This declaration was presented at the Peoples Earth Summit, a parallel event to the World Summit on Sustainable Development (WSSD) held in Johannesburg, South Africa from 26 August to 4 September 2002. The declaration was coordinated by the South African non-governmental organisation, Biowatch, and reflects the views of participants at the South-South Biopiracy Summit held prior to the WSSD.

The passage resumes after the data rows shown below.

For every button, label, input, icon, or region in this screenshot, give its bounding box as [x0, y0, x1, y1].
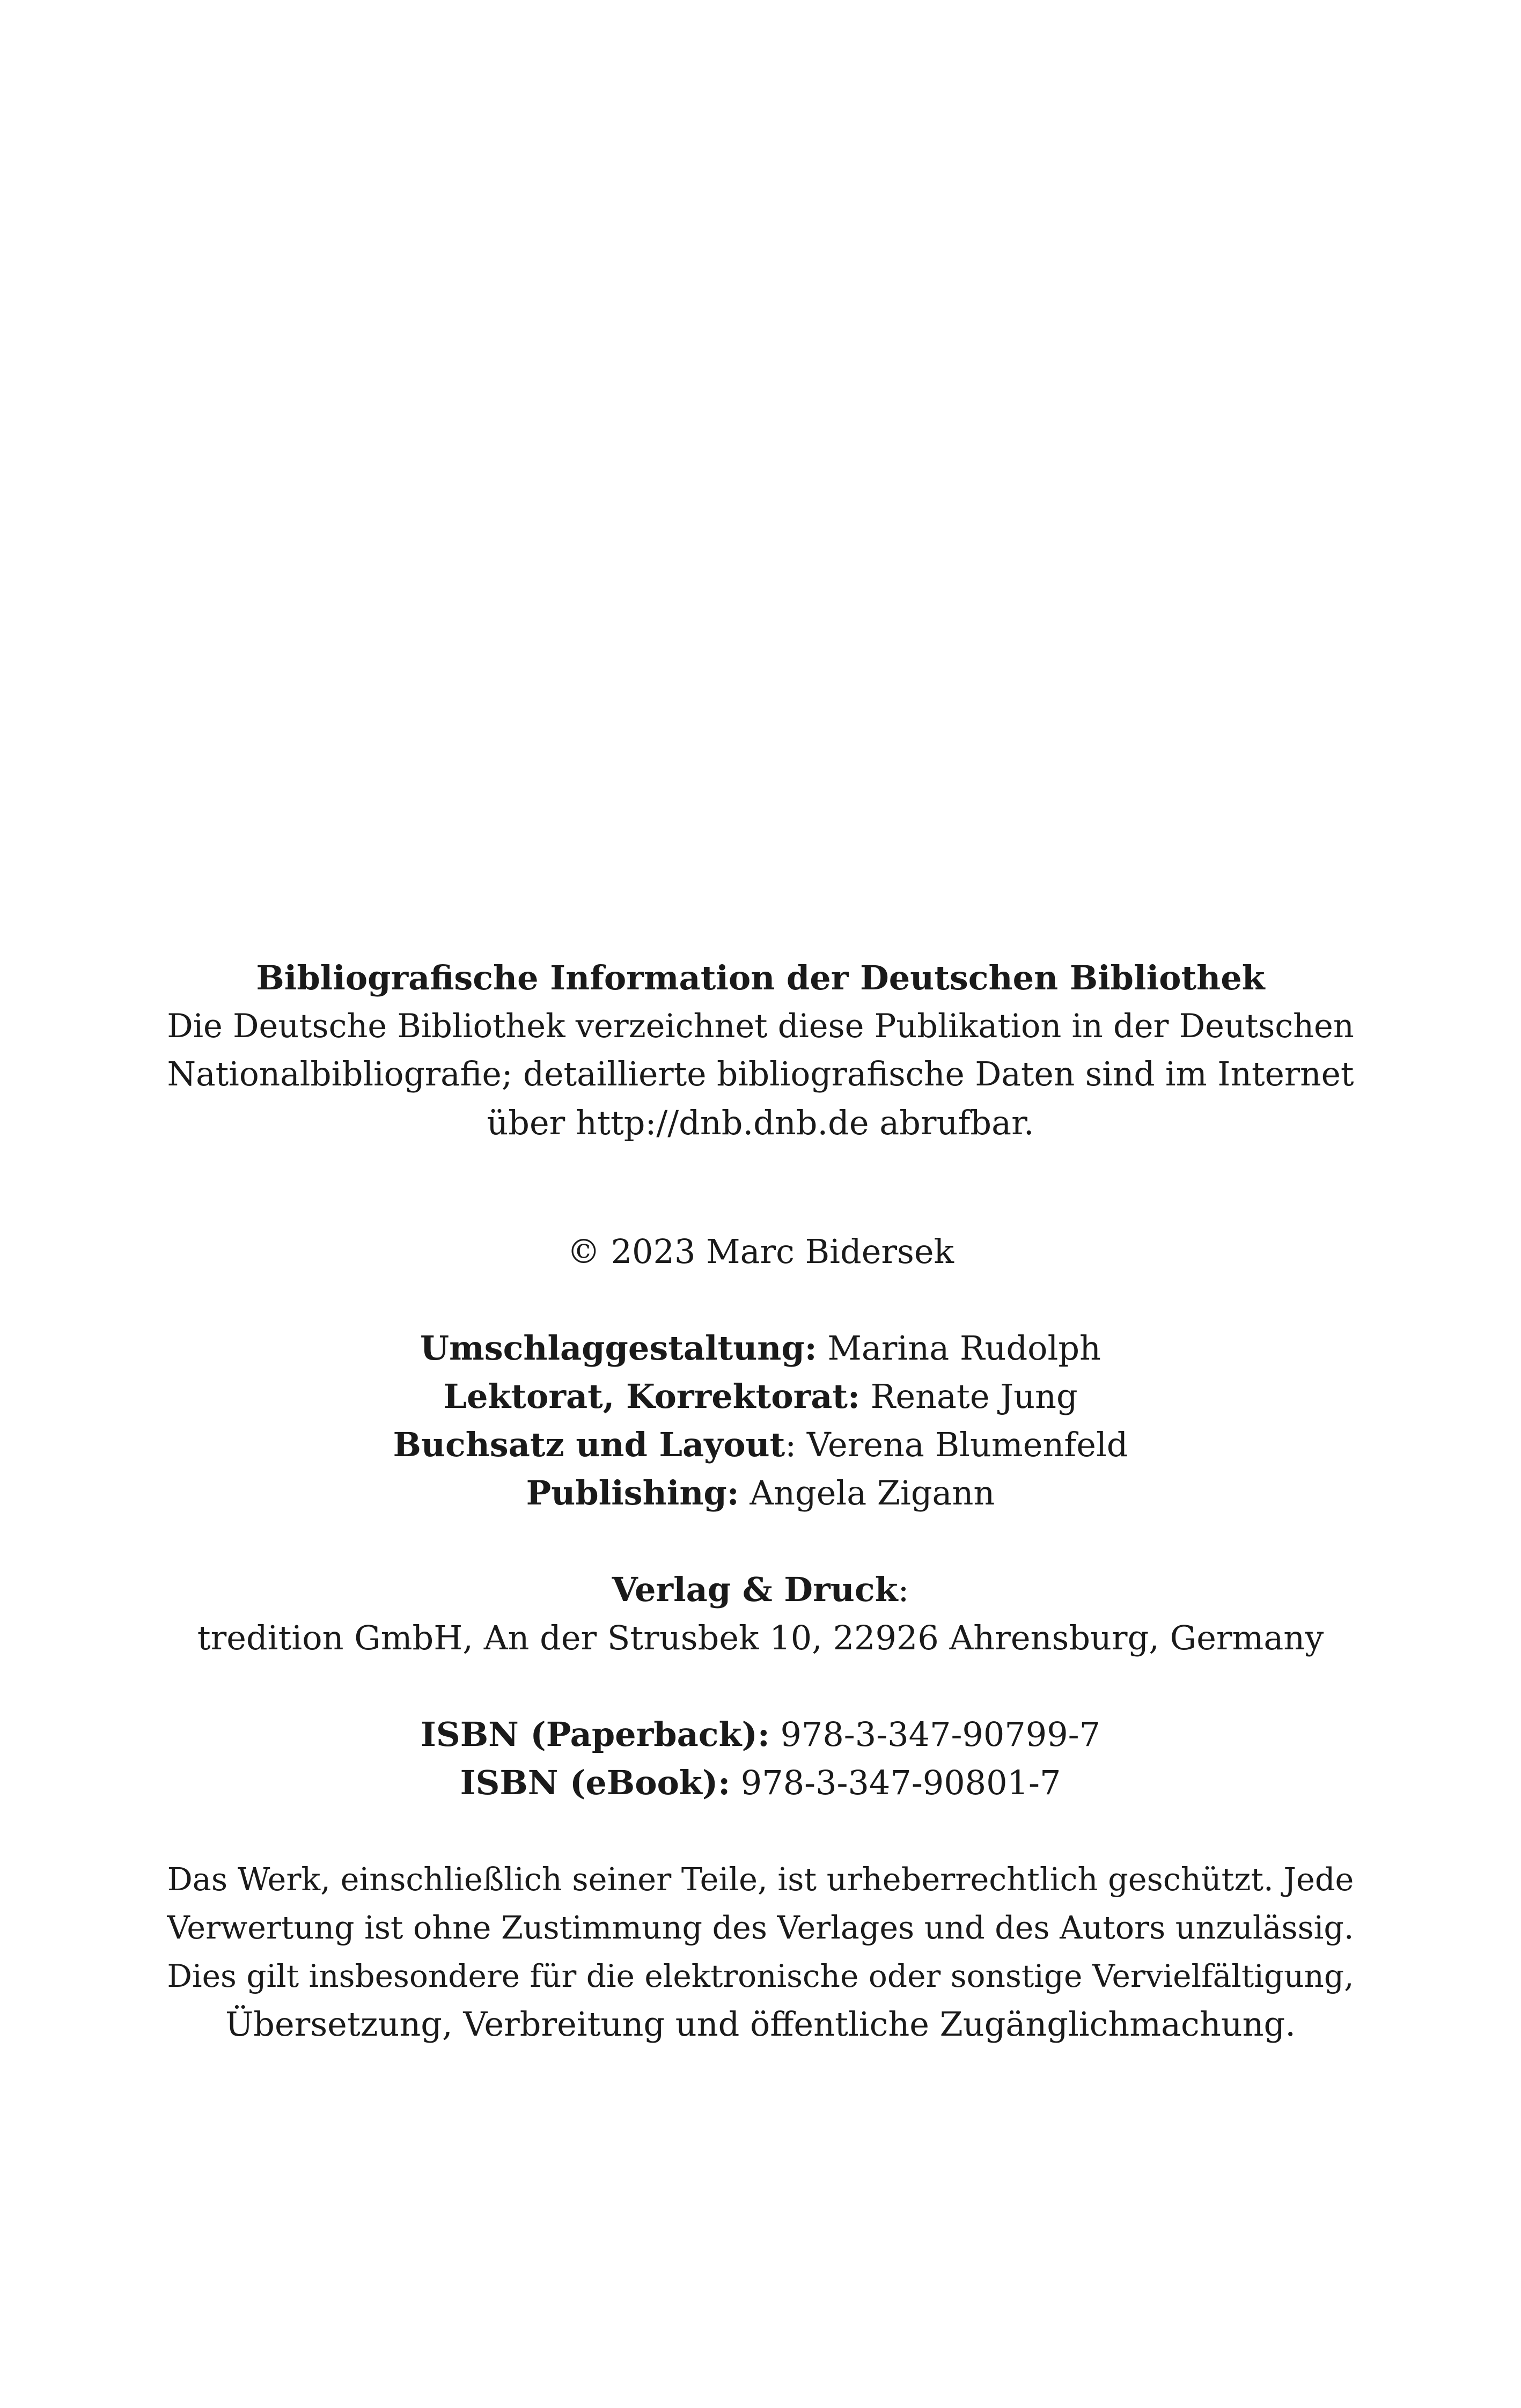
- credit-label: Publishing:: [526, 1473, 739, 1513]
- rights-notice: [161, 1855, 1360, 2049]
- publisher-separator: :: [898, 1570, 909, 1609]
- imprint-block: [161, 954, 1360, 2049]
- bibliographic-info: [161, 954, 1360, 1147]
- credit-label: Umschlaggestaltung:: [420, 1328, 817, 1368]
- credit-value: Renate Jung: [859, 1377, 1078, 1416]
- credit-cover-design: [161, 1324, 1360, 1372]
- credit-typesetting: [161, 1421, 1360, 1469]
- credits: [161, 1324, 1360, 1517]
- publisher-info: [161, 1566, 1360, 1662]
- isbn-ebook: [161, 1759, 1360, 1807]
- isbn-label: ISBN (eBook):: [460, 1763, 731, 1802]
- bibliographic-heading: Bibliografische Information der Deutschen Bibliothek: [256, 958, 1265, 997]
- credit-label: Lektorat, Korrektorat:: [443, 1377, 860, 1416]
- copyright-notice: [161, 1228, 1360, 1276]
- publisher-address: tredition GmbH, An der Strusbek 10, 22926 Ahrensburg, Germany: [197, 1618, 1324, 1657]
- isbn-value: 978-3-347-90799-7: [769, 1715, 1101, 1754]
- publisher-heading: [161, 1566, 1360, 1614]
- isbn-info: [161, 1710, 1360, 1807]
- rights-line: Übersetzung, Verbreitung und öffentliche Zugänglichmachung.: [225, 2005, 1296, 2044]
- credit-publishing: [161, 1469, 1360, 1517]
- credit-editing: [161, 1372, 1360, 1421]
- credit-value: Verena Blumenfeld: [796, 1425, 1128, 1464]
- rights-line: Verwertung ist ohne Zustimmung des Verlages und des Autors unzulässig.: [167, 1910, 1354, 1946]
- bibliographic-line: über http://dnb.dnb.de abrufbar.: [487, 1103, 1034, 1142]
- publisher-label: Verlag & Druck: [612, 1570, 898, 1609]
- copyright-line: © 2023 Marc Bidersek: [567, 1232, 954, 1271]
- bibliographic-line: Die Deutsche Bibliothek verzeichnet diese Publikation in der Deutschen: [167, 1008, 1354, 1045]
- isbn-label: ISBN (Paperback):: [420, 1715, 770, 1754]
- rights-line: Das Werk, einschließlich seiner Teile, ist urheberrechtlich geschützt. Jede: [167, 1861, 1354, 1898]
- credit-separator: :: [785, 1425, 797, 1464]
- credit-value: Marina Rudolph: [817, 1328, 1101, 1368]
- rights-line: Dies gilt insbesondere für die elektronische oder sonstige Vervielfältigung,: [167, 1958, 1354, 1994]
- isbn-paperback: [161, 1710, 1360, 1759]
- credit-label: Buchsatz und Layout: [393, 1425, 785, 1464]
- isbn-value: 978-3-347-90801-7: [730, 1763, 1061, 1802]
- credit-value: Angela Zigann: [739, 1473, 995, 1513]
- bibliographic-line: Nationalbibliografie; detaillierte bibliografische Daten sind im Internet: [167, 1055, 1354, 1093]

Key statements made in the declaration include:

  • recognition of the fundamental role played by local communities, indigenous peoples, farmers and in particular women, and their traditional knowledge in the conservation and management of biological diversity to ensure food and health security;
  • realisation that communities have not benefited from bioprospecting, and the bioprospecting has actually legitimised the unfair appropriation of biological resources and knowledge;
  • opposition to biopiracy and the patenting of biological resources and knowledge, and the idea that benefit sharing is possible without patents; and
  • the belief that community rights over biodiversity and indigenous knowledge are collective in nature, and therefore cannot be privatised.
Proposals include:
  • the international community to negotiate a legally binding agreement under the Convention on Biodiversity to prevent biopiracy, to ensure national sovereignty over biological and genetic resources, and to protect the rights of indigenous and local communities over their resources and knowledge;
  • that prior informed consent of indigenous peoples and local communities should be a prerequisite for benefit sharing;
  • a total ban on the patenting of life forms and the use of any intellectual property rights on biodiversity and traditional knowledge and for this to be reflected in and amendment to the Trade-related Intellectual Property Rights (TRIPS) agreement; and
  • for World Trade Organisation members to allow countries maximum flexibility to establish sui generis systems of protection for plant varieties.